2. Shared economic sacrifice: The economic and social harm potentially wreaked by the virus knows virtually no equal in modern Australia. It is crucial as we struggle to protect lives and livelihoods in the months ahead that the inevitable sacrifices that are required are distributed fairly across the whole community. Those on the frontline of the struggle against the virus and its consequences require immediate support. It is also not acceptable that people working in particular sectors, such as retail, hospitality and the arts, are expected to carry a significant part of the burden of the economic shock. As such, we urge government to investigate further measures akin to those taken in the UK and other parts of Europe which aim to protect wages and keep unemployment low. We also need mechanisms that will allow every sector of the economy — private, public and not-for-profit — to play their part. Similarly, all efforts must be taken to guard against profiteering and to ensure that nobody unfairly benefits from the ongoing crisis.

3. Enhancing social relationships: For reasons of public health, people must maintain strict social distance and even isolate within their own homes at this time. Nonetheless, it is well established that many people will suffer significant difficulty in so doing. The mental health dangers implicit in social isolation and loneliness are well-recognised and those who live in abusive households or at personal risk of domestic violence are particularly vulnerable at this time. It is vital that public policy addresses itself quickly to these concerns, outlining methods of maintaining social relationships as far as is compatible with the public health fight against the virus. It is crucial in this regard that Australia tackles the deep digital divide, which allows some people to access social connection through technology while others are left effectively cut off. It is important too that charities and other civil society organisations are protected, not least because they remain closer to people experiencing hardship than most government agencies. The rapidly expanding grassroots mutual aid movement also deserves all the support that it requires.

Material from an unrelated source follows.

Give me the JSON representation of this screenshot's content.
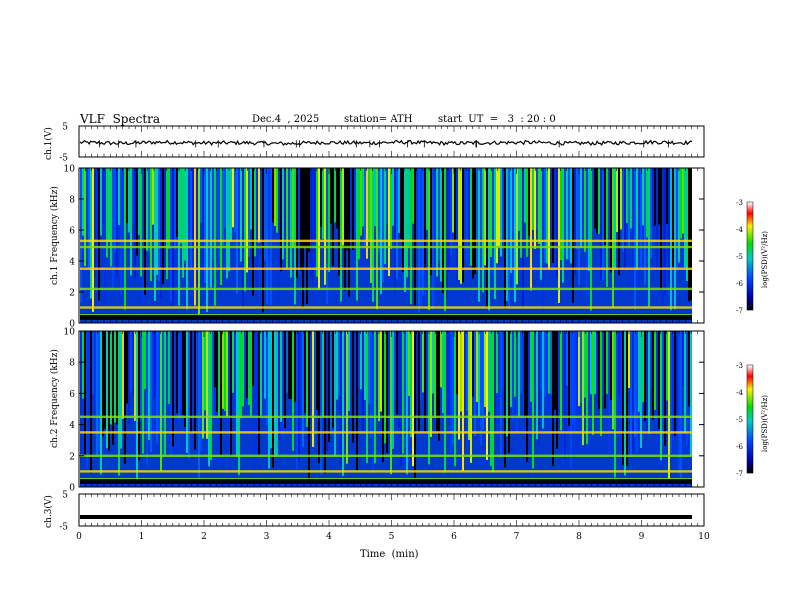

4. Protecting democracy, rights and liberties: Periods of shock of the kind that we are now going through often lead to calls for emergency measures and the tempering of long-held political conventions that protect democratic accountability and civil liberties. That is entirely understandable, but it is also dangerous and the risks of over-reach are real. It is vital that measures are taken to ensure that short-term restrictions on accountability and liberties remain short-term and are only deployed where absolutely necessary. This can be achieved by maintaining strict democratic scrutiny throughout the crisis period and by legislating for the time-limited nature of individual restrictions clearly and effectively. It is vital too that Australia maintains its tradition of transparency, free press and debate throughout this period and its commitment to truth over falsehood.

5. Building a sustainable future: The immediate crisis is intense, but it will pass. Australia needs to prepare for the aftermath and to do so with urgency. This means building programs of social and economic renewal that can overcome the immediate negative impact of the virus and at the same time turn attention to tackling some of the chronic challenges that were already besetting us as a nation before the virus hit. Programs for economic recovery, for example, should place the challenges of both climate change and systemic inequalities at their heart. This is a moment for the divisions between different Australians to reduce rather than increase. We encourage all policymakers to use this moment as an opportunity to set a better course for the future.